Viernes 23 de septiembre. Pedro termina de jugar su primer partido de
fútbol. Hoy juego, por lo menos, diez, veinte, cien partidos, pensó. Y
también voy a jugar en el recreo, siguió pensando. Sueña con ser defensor.
Jugar en la selección. Ser el mejor. Lástima que ahora tenga que ir a la
escuela. Su escuela, ahí, al lado del campo de fútbol, en la favela Guarabu,
del Complejo de Dendê, cerca del Aeropuerto donde llegan todos esos aviones
de gente cargada de maletas y de cámaras de fotos, con ganas de conocer Río
de Janeiro, la playa y el sol de una ciudad que se jacta de ser
"maravillosa". Su escuela, ahí, al lado del campo de fútbol, esa a la que,
vaya a saber por qué ironía, alguien le puso de nombre "Holanda". Algún día
voy a ser defensor, pensó Pedro. Y ser el mejor. Y viajar en avión. Y jugar
diez, veinte, cien partidos de fútbol sin tener que ir a la escuela. A pocos
metros de allí, el tiroteó comenzó. Policías y bandidos, bandidos y
policías. Mezclados, como siempre. La bala que lo mató era de ambos lados.
El certificado de defunción informó que tenía ocho años y que se trató de
una bala perdida.
Ese mismo día, en Vigario Geral, una de las más populosas y violentas
favelas de Río de Janeiro, Fabio Moraes da Silva estaba llegando a su
escuela cuando un tiroteo lo sorprendió soñando sueños perdidos. No era la
primera vez que sucedía. Asustado, distraído, olvidó que tenía que tirarse
al piso y hacerse una bolita, fundirse y confundirse con el polvo de la
calle, meterse, enterrarse en el barro casi seco de un camino sin nombre. Y
corrió, cerrando lo ojos, como si estuviera soñando sueños perdidos.

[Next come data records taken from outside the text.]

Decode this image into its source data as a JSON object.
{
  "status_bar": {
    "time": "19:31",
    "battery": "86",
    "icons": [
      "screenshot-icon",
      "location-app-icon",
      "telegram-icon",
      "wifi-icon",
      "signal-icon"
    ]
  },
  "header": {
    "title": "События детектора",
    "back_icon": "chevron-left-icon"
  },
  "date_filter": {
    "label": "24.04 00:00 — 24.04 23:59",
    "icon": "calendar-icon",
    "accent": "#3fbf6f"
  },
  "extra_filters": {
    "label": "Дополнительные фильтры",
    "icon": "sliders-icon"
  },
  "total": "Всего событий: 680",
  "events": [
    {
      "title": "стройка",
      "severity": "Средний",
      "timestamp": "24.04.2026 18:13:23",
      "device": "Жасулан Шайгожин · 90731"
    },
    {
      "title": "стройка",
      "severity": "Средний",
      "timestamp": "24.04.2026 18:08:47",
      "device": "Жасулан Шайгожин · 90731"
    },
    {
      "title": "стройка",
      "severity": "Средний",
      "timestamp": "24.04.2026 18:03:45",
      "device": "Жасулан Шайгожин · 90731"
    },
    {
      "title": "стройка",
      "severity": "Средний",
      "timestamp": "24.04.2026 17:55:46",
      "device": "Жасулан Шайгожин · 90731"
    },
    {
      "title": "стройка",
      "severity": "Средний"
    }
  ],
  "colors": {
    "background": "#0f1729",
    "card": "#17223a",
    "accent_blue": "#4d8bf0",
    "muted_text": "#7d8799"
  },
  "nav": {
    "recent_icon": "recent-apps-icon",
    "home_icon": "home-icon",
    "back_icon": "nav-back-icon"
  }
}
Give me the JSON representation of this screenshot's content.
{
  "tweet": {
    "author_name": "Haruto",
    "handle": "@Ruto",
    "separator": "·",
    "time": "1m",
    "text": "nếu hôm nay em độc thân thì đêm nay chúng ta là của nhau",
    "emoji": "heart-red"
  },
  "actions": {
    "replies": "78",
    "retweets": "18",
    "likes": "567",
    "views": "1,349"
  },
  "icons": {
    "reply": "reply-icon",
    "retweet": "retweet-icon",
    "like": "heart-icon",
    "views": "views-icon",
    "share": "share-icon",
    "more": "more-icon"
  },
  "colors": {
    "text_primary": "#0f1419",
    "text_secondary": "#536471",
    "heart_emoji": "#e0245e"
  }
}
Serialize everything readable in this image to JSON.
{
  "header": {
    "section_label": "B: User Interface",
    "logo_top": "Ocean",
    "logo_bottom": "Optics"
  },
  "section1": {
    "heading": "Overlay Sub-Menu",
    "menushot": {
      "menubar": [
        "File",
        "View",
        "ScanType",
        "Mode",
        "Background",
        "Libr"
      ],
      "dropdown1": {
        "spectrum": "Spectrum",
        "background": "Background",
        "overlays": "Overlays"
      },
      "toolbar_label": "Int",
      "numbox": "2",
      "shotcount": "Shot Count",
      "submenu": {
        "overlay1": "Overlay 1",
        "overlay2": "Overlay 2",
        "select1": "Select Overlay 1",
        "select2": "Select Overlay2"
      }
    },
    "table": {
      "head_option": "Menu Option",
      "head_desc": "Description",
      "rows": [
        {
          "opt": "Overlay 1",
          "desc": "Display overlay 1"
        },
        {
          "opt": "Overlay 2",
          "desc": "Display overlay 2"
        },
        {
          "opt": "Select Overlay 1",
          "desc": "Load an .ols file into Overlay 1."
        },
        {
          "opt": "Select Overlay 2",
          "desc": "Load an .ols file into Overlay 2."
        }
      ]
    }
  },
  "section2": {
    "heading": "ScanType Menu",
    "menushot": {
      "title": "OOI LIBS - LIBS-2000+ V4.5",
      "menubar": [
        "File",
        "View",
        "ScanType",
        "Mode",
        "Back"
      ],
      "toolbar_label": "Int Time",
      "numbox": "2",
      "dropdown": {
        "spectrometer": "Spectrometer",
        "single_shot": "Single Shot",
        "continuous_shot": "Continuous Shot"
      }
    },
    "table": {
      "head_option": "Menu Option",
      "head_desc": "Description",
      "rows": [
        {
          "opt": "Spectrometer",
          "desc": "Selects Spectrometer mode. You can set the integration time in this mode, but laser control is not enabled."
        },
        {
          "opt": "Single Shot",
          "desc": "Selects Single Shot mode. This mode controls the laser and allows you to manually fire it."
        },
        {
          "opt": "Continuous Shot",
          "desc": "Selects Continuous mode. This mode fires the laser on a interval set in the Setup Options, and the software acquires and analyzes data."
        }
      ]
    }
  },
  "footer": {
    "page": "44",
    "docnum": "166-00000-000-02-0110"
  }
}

Temblando de espanto. Sobre el barro seco de un camino sin nombre, lo
atropelló un coche del 16º Batallón de la Policía Militar. Fabio no resistió
el impacto. Su padre dijo que nadie podría comprender el dolor que sentía,
que su corazón se partía, que ni llorar podía. Su hijo tenía siete años y
quería ser cantante. La policía lamentó el hecho "ocurrido en cumplimiento
del deber". El tiroteo, declararon a la prensa, comenzó cuando perseguían al
ladrón de un camión robado. La carga: cuatrocientas cajas de galletas y
fideos. Los ladrones huyeron, aunque la carga pudo ser devuelta a sus
legítimos dueños.
Quizás nada de lo que pueda decirse, escribirse o, simplemente, pensarse
sobre la violencia, sus causas y sus sentidos, sus orígenes y su destino, su
trivialidad y su totalitarismo pueda explicar la sinrazón de estas muertes.
Horrorizados, buscamos eufemismos, palabras banales para explicar lo
inexplicable, ocultando nuestro desconcierto, masticando nuestra
indignación, entrenando nuestra capacidad de convivir con la barbarie. En
Río de Janeiro, como en todas las grandes ciudades latinoamericanas, las
principales víctimas de la violencia urbana son los niños y niñas más
desprotegidos: los pobres. Aquellos que, en este lado del trópico, son
portadores de derechos meramente formales y decorativos. Víctimas de una
guerra que los pone sistemáticamente en el medio. De un sistema que llama
"perdidas" a las balas que los asesinan. Un sistema que se pudre arriba y
que golpea abajo, abajo, abajo.
(*) Investigador del Laboratorio de Políticas Públicas / Universidad del
Estado de Río de Janeiro. Coordinador del Observatorio Latinoamericano de
Políticas Educativas (OLPED) y del Foro Latinoamericano de Políticas
Educativas (FLAPE, Brasil).
Publicado en ESCUELA (Nº 3719, 05 de octubre de 2006), Madrid, Praxis.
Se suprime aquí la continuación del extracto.